What responsibility does the church have to care for the aliens and strangers in our midst?
Romans 12:13 tells Christians to “pursue hospitality.” Biblical hospitality goes beyond what we are comfortable with in our individualistic Western culture. It is rooted in the honor and shame culture of the East. In this culture, hospitality is not something that is approached passively. Its not something that we do “when the opportunity presents itself.” It is an honor and privilege that is to be sought out and pursued with extravagance and pomp. Additionally, the biblical idea of hospitality carries with it an emphasis on caring for foreigners and outsiders. This can be seen in the root of the greek word translated hospitality.
Spicq’s Theological Lexicon of the New Testament explains that in the Hellenistic world “philoxenia is an act of philanthropia; the stranger, received as a guest, is addressed and treated as a friend.” The centrality of radical hospitality in the early church can also be seen in Hebrews 13:1-2 where the first defining aspect of “brotherly love” (philo-delphia) is to “not neglect stranger love” (philo-xenia).
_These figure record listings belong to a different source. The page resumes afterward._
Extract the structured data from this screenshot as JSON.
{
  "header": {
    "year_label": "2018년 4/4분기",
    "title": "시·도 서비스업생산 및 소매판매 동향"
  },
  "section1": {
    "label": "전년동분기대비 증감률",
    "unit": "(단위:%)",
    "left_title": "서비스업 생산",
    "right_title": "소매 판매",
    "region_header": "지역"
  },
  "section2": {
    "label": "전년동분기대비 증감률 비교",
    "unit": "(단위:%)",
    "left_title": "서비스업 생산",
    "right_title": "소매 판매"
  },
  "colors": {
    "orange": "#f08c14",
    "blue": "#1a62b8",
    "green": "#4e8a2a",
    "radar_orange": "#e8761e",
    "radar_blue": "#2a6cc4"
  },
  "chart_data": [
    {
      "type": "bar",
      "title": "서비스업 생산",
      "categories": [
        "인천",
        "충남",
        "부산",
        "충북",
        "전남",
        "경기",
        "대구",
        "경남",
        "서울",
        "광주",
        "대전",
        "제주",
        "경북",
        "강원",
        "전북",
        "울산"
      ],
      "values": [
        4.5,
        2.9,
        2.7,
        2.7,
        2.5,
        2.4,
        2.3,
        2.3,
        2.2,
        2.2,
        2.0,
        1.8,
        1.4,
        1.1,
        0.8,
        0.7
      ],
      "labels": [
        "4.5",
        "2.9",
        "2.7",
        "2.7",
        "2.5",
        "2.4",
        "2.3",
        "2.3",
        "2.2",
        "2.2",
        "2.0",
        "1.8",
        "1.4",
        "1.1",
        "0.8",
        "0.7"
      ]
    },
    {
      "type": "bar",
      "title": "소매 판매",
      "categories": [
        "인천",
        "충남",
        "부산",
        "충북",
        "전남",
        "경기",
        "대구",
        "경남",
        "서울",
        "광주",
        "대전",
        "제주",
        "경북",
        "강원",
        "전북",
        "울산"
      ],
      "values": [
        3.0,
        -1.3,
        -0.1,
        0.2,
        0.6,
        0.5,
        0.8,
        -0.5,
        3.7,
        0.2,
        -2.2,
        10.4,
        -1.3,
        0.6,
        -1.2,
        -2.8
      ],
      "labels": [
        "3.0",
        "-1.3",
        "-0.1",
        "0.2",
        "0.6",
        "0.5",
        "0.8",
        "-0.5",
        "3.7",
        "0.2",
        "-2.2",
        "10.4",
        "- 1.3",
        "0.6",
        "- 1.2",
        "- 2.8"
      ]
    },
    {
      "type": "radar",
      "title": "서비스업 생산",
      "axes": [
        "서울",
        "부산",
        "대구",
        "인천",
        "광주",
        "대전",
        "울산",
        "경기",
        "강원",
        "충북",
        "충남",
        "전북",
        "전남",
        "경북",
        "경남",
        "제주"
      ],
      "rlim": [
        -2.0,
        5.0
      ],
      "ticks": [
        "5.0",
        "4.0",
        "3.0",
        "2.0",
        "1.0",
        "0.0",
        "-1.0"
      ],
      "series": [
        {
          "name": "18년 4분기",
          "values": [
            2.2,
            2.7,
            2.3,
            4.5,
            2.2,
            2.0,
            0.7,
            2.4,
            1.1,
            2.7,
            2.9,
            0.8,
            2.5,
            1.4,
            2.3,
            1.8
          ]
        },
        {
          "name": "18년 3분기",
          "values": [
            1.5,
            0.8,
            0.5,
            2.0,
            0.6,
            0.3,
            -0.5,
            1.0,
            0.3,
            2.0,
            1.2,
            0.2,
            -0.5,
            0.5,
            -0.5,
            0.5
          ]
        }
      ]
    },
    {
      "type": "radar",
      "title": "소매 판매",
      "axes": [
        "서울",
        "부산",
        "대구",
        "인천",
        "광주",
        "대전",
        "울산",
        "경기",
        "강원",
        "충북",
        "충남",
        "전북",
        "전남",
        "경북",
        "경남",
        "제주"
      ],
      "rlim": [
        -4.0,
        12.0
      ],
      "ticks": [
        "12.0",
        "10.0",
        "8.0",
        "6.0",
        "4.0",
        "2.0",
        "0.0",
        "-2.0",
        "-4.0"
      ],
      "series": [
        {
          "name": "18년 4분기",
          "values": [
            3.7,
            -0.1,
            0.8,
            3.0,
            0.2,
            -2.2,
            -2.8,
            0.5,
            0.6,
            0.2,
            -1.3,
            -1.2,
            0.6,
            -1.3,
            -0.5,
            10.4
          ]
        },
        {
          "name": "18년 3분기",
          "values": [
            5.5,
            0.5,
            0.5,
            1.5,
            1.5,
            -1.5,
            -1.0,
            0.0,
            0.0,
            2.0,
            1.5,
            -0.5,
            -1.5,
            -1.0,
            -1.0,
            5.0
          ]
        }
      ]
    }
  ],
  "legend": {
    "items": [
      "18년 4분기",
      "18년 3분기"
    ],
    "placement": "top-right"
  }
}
Additionally the love of strangers was a necessary qualification for church leaders (1 Timothy 3:2, Titus 1:8) and in the early church it was the bishop who bore the first responsibility to offer a bed and shelter to travelers.
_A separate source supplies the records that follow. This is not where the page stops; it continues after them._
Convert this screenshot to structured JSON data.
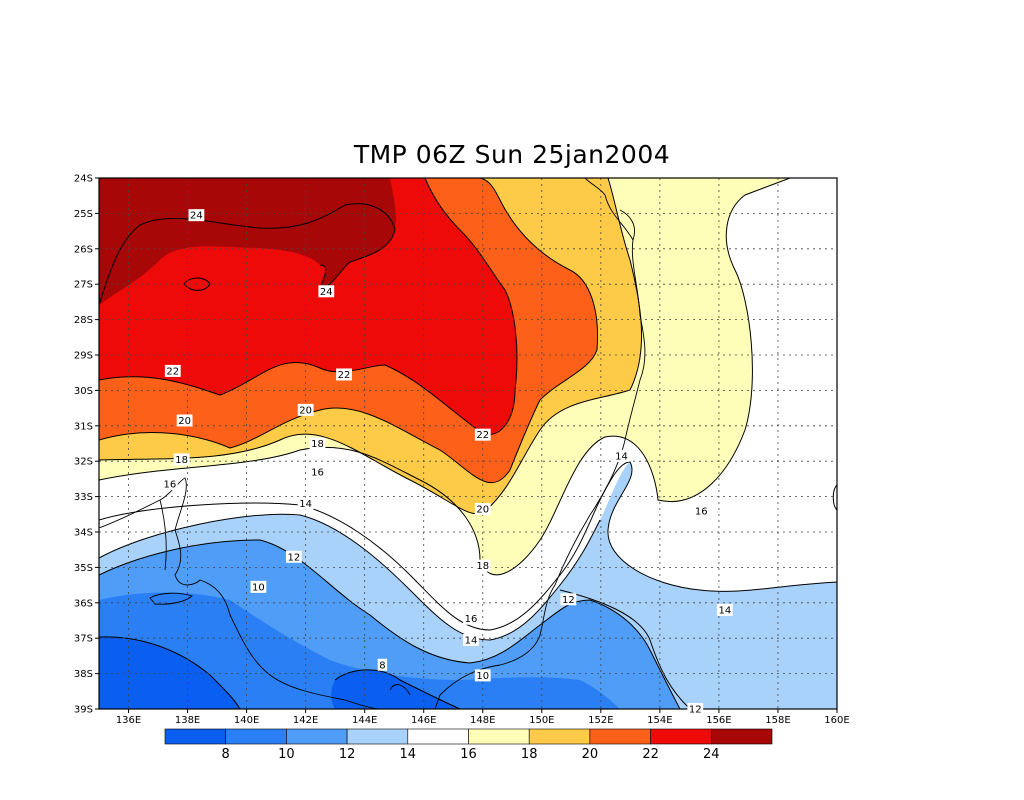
{
  "title": "TMP 06Z Sun 25jan2004",
  "lat_labels": [
    "24S",
    "25S",
    "26S",
    "27S",
    "28S",
    "29S",
    "30S",
    "31S",
    "32S",
    "33S",
    "34S",
    "35S",
    "36S",
    "37S",
    "38S",
    "39S"
  ],
  "lon_labels": [
    "136E",
    "138E",
    "140E",
    "142E",
    "144E",
    "146E",
    "148E",
    "150E",
    "152E",
    "154E",
    "156E",
    "158E",
    "160E"
  ],
  "colorbar": {
    "colors": [
      "#0a5ef0",
      "#2a7ff5",
      "#4f9df7",
      "#a9d2fb",
      "#ffffff",
      "#fefeb9",
      "#fdcb48",
      "#fd6019",
      "#ef0a0a",
      "#a70707"
    ],
    "labels": [
      "8",
      "10",
      "12",
      "14",
      "16",
      "18",
      "20",
      "22",
      "24"
    ]
  },
  "contour_labels": [
    {
      "text": "24",
      "lon": 138.3,
      "lat": -25.05
    },
    {
      "text": "24",
      "lon": 142.7,
      "lat": -27.2
    },
    {
      "text": "22",
      "lon": 137.5,
      "lat": -29.45
    },
    {
      "text": "22",
      "lon": 143.3,
      "lat": -29.55
    },
    {
      "text": "22",
      "lon": 148.0,
      "lat": -31.25
    },
    {
      "text": "20",
      "lon": 137.9,
      "lat": -30.85
    },
    {
      "text": "20",
      "lon": 142.0,
      "lat": -30.55
    },
    {
      "text": "20",
      "lon": 148.0,
      "lat": -33.35
    },
    {
      "text": "18",
      "lon": 137.8,
      "lat": -31.95
    },
    {
      "text": "18",
      "lon": 142.4,
      "lat": -31.5
    },
    {
      "text": "18",
      "lon": 148.0,
      "lat": -34.95
    },
    {
      "text": "16",
      "lon": 137.4,
      "lat": -32.65
    },
    {
      "text": "16",
      "lon": 142.4,
      "lat": -32.3
    },
    {
      "text": "16",
      "lon": 147.6,
      "lat": -36.45
    },
    {
      "text": "16",
      "lon": 155.4,
      "lat": -33.4
    },
    {
      "text": "14",
      "lon": 142.0,
      "lat": -33.2
    },
    {
      "text": "14",
      "lon": 147.6,
      "lat": -37.05
    },
    {
      "text": "14",
      "lon": 152.7,
      "lat": -31.85
    },
    {
      "text": "14",
      "lon": 156.2,
      "lat": -36.2
    },
    {
      "text": "12",
      "lon": 141.6,
      "lat": -34.7
    },
    {
      "text": "12",
      "lon": 150.9,
      "lat": -35.9
    },
    {
      "text": "12",
      "lon": 155.2,
      "lat": -39.0
    },
    {
      "text": "10",
      "lon": 140.4,
      "lat": -35.55
    },
    {
      "text": "10",
      "lon": 148.0,
      "lat": -38.05
    },
    {
      "text": "8",
      "lon": 144.6,
      "lat": -37.75
    }
  ]
}
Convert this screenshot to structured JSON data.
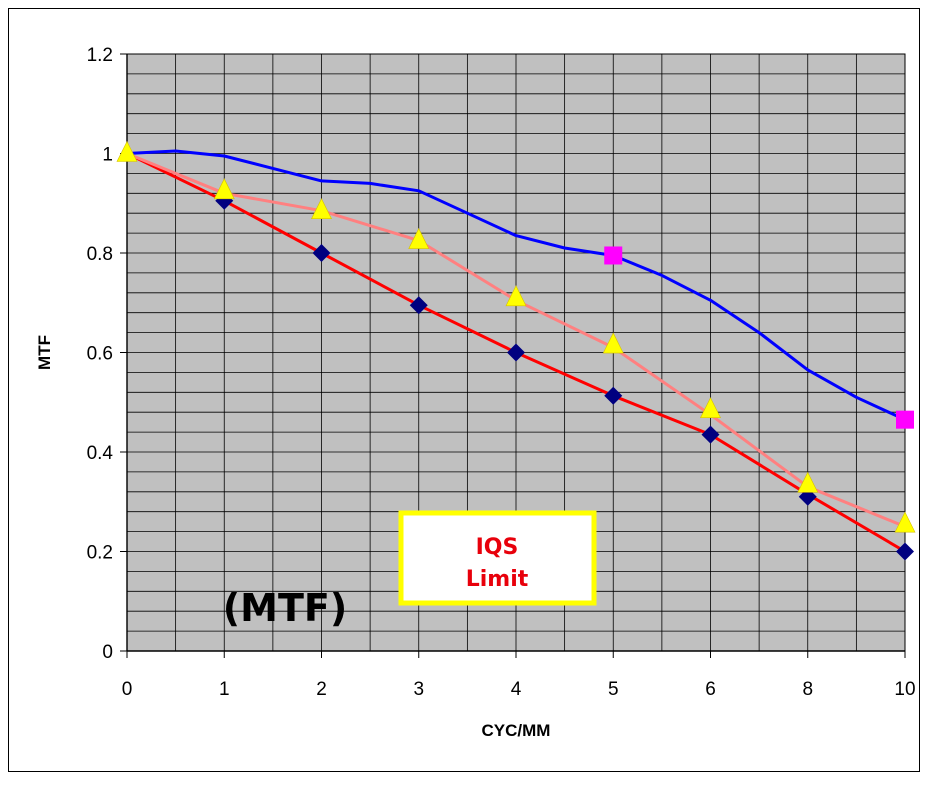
{
  "chart_data": {
    "type": "line",
    "x_categories": [
      "0",
      "1",
      "2",
      "3",
      "4",
      "5",
      "6",
      "8",
      "10"
    ],
    "xlabel": "CYC/MM",
    "ylabel": "MTF",
    "ylim": [
      0,
      1.2
    ],
    "yticks": [
      "0",
      "0.2",
      "0.4",
      "0.6",
      "0.8",
      "1",
      "1.2"
    ],
    "grid": true,
    "plot_background": "#c0c0c0",
    "series": [
      {
        "color": "#0000ff",
        "marker": "none",
        "points": [
          [
            0,
            1.0
          ],
          [
            0.5,
            1.005
          ],
          [
            1,
            0.995
          ],
          [
            1.5,
            0.97
          ],
          [
            2,
            0.945
          ],
          [
            2.5,
            0.94
          ],
          [
            3,
            0.925
          ],
          [
            3.5,
            0.88
          ],
          [
            4,
            0.835
          ],
          [
            4.5,
            0.81
          ],
          [
            5,
            0.795
          ],
          [
            5.5,
            0.755
          ],
          [
            6,
            0.705
          ],
          [
            6.5,
            0.64
          ],
          [
            7,
            0.565
          ],
          [
            7.5,
            0.51
          ],
          [
            8,
            0.465
          ]
        ]
      },
      {
        "color": "#ff0000",
        "marker": "none",
        "points": [
          [
            0,
            1.0
          ],
          [
            1,
            0.905
          ],
          [
            2,
            0.8
          ],
          [
            3,
            0.695
          ],
          [
            4,
            0.6
          ],
          [
            5,
            0.513
          ],
          [
            6,
            0.435
          ],
          [
            7,
            0.315
          ],
          [
            8,
            0.2
          ]
        ]
      },
      {
        "color": "#ff8080",
        "marker": "none",
        "points": [
          [
            0,
            1.0
          ],
          [
            1,
            0.92
          ],
          [
            2,
            0.885
          ],
          [
            3,
            0.825
          ],
          [
            4,
            0.705
          ],
          [
            5,
            0.61
          ],
          [
            6,
            0.475
          ],
          [
            7,
            0.33
          ],
          [
            8,
            0.25
          ]
        ]
      }
    ],
    "marker_series": [
      {
        "shape": "diamond",
        "color": "#000080",
        "points": [
          [
            1,
            0.905
          ],
          [
            2,
            0.8
          ],
          [
            3,
            0.695
          ],
          [
            4,
            0.6
          ],
          [
            5,
            0.513
          ],
          [
            6,
            0.435
          ],
          [
            7,
            0.31
          ],
          [
            8,
            0.2
          ]
        ]
      },
      {
        "shape": "triangle",
        "color": "#ffff00",
        "points": [
          [
            0,
            1.0
          ],
          [
            1,
            0.925
          ],
          [
            2,
            0.885
          ],
          [
            3,
            0.825
          ],
          [
            4,
            0.71
          ],
          [
            5,
            0.615
          ],
          [
            6,
            0.485
          ],
          [
            7,
            0.335
          ],
          [
            8,
            0.255
          ]
        ]
      },
      {
        "shape": "square",
        "color": "#ff00ff",
        "points": [
          [
            5,
            0.795
          ],
          [
            8,
            0.465
          ]
        ]
      }
    ],
    "annotations": {
      "callout_lines": [
        "IQS",
        "Limit"
      ],
      "callout_border": "#ffff00",
      "callout_text_color": "#e8000b",
      "label": "(MTF)"
    }
  }
}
The Old Testament teaching on loving the alien and stranger makes it clear that the high view of hospitality in the early church was not simply a byproduct of their culture. God called Israel to a radical generosity towards outsiders that was rooted in his Divine character and in the experience of God’s people being given a home when they were formerly sojourners and slaves. In Deuteronomy 10:17–19, God says to his people, “For the LORD your God is God of gods and Lord of lords, the great, the mighty, and the awesome God, who is not partial and takes no bribe. He executes justice for the fatherless and the widow, and loves the sojourner, giving him food and clothing. Love the sojourner, therefore, for you were sojourners in the land of Egypt” (ESV).
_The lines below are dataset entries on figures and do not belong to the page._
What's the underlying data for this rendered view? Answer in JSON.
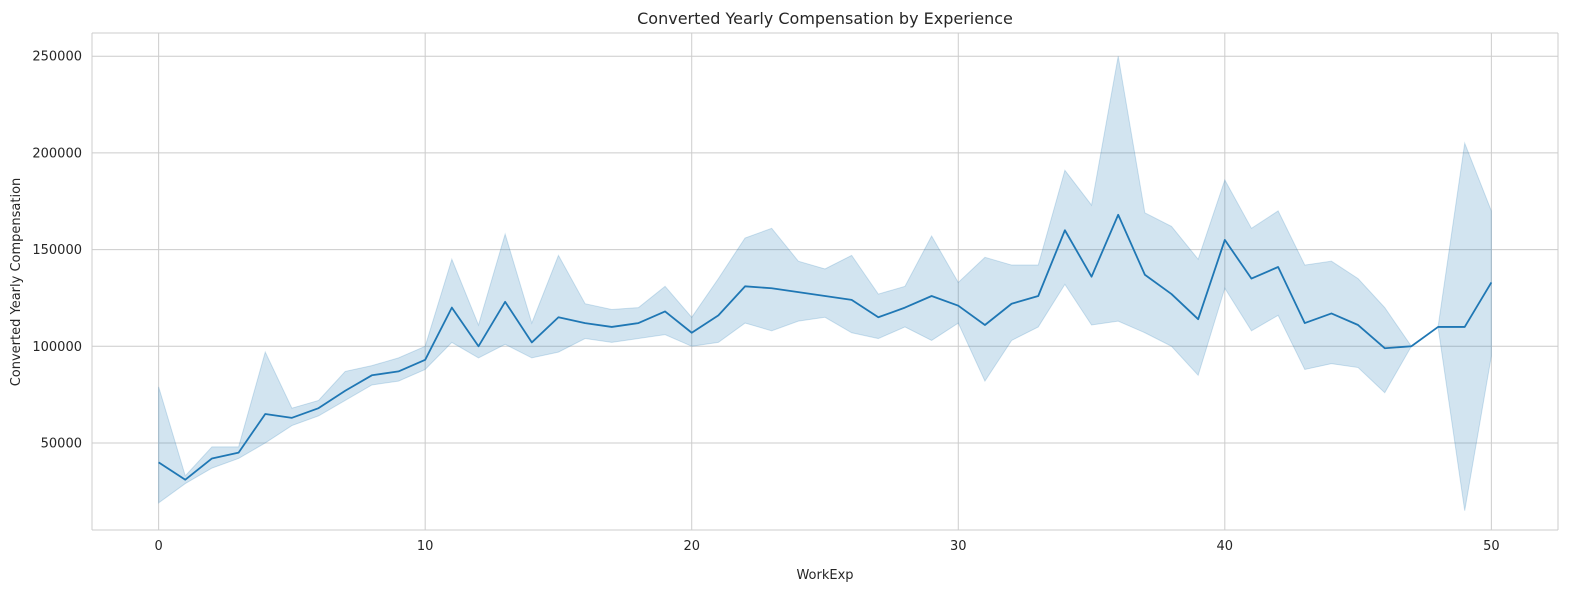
{
  "chart_data": {
    "type": "line",
    "title": "Converted Yearly Compensation by Experience",
    "xlabel": "WorkExp",
    "ylabel": "Converted Yearly Compensation",
    "xlim": [
      -2.5,
      52.5
    ],
    "ylim": [
      5000,
      262000
    ],
    "x_ticks": [
      0,
      10,
      20,
      30,
      40,
      50
    ],
    "y_ticks": [
      50000,
      100000,
      150000,
      200000,
      250000
    ],
    "grid": true,
    "colors": {
      "line": "#1f77b4",
      "band": "#1f77b4",
      "grid": "#cccccc",
      "spine": "#cccccc",
      "text": "#262626"
    },
    "series": [
      {
        "x": [
          0,
          1,
          2,
          3,
          4,
          5,
          6,
          7,
          8,
          9,
          10,
          11,
          12,
          13,
          14,
          15,
          16,
          17,
          18,
          19,
          20,
          21,
          22,
          23,
          24,
          25,
          26,
          27,
          28,
          29,
          30,
          31,
          32,
          33,
          34,
          35,
          36,
          37,
          38,
          39,
          40,
          41,
          42,
          43,
          44,
          45,
          46,
          47,
          48,
          49,
          50
        ],
        "y": [
          40000,
          31000,
          42000,
          45000,
          65000,
          63000,
          68000,
          77000,
          85000,
          87000,
          93000,
          120000,
          100000,
          123000,
          102000,
          115000,
          112000,
          110000,
          112000,
          118000,
          107000,
          116000,
          131000,
          130000,
          128000,
          126000,
          124000,
          115000,
          120000,
          126000,
          121000,
          111000,
          122000,
          126000,
          160000,
          136000,
          168000,
          137000,
          127000,
          114000,
          155000,
          135000,
          141000,
          112000,
          117000,
          111000,
          99000,
          100000,
          110000,
          110000,
          133000
        ],
        "ci_lower": [
          19000,
          29000,
          37000,
          42000,
          50000,
          59000,
          64000,
          72000,
          80000,
          82000,
          88000,
          102000,
          94000,
          101000,
          94000,
          97000,
          104000,
          102000,
          104000,
          106000,
          100000,
          102000,
          112000,
          108000,
          113000,
          115000,
          107000,
          104000,
          110000,
          103000,
          112000,
          82000,
          103000,
          110000,
          132000,
          111000,
          113000,
          107000,
          100000,
          85000,
          130000,
          108000,
          116000,
          88000,
          91000,
          89000,
          76000,
          100000,
          110000,
          15000,
          95000
        ],
        "ci_upper": [
          79000,
          33000,
          48000,
          48000,
          97000,
          68000,
          72000,
          87000,
          90000,
          94000,
          100000,
          145000,
          111000,
          158000,
          112000,
          147000,
          122000,
          119000,
          120000,
          131000,
          115000,
          135000,
          156000,
          161000,
          144000,
          140000,
          147000,
          127000,
          131000,
          157000,
          133000,
          146000,
          142000,
          142000,
          191000,
          173000,
          250000,
          169000,
          162000,
          145000,
          186000,
          161000,
          170000,
          142000,
          144000,
          135000,
          120000,
          100000,
          110000,
          205000,
          170000
        ]
      }
    ]
  }
}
The cultural motivation for hospitality in the ancient world was often fear of retribution and shame. The motivation for God’s people to show hospitality was the radical experience of God’s grace that gave them a land and home when they were homeless and without hope in the world. This pattern can also be seen in Leviticus 19:33–34 where God says to His people, “When a stranger sojourns with you in your land, you shall not do him wrong. You shall treat the stranger who sojourns with you as the native among you, and you shall love him as yourself, for you were strangers in the land of Egypt: I am the LORD your God” (ESV). How much more should Christians be quick to show hospitality?
… remember that you were at that time separated from Christ, alienated from the commonwealth of Israel and strangers to the covenants of promise, having no hope and without God in the world. But now in Christ Jesus you who once were far off have been brought near by the blood of Christ. … And he came and preached peace to you who were far off and peace to those who were near. For through him we both have access in one Spirit to the Father. So then you are no longer strangers and aliens, but you are fellow citizens with the saints and members of the household of God, built on the foundation of the apostles and prophets, Christ Jesus himself being the cornerstone, in whom the whole structure, being joined together, grows into a holy temple in the Lord (Ephesians 2:12–13,17–21 ESV italics mine).
If we have experienced this amazing grace and if we have truly understood our state of estrangement without Christ, how can we not actively and sacrificially pursue hospitality towards the foreigners who live in our midst?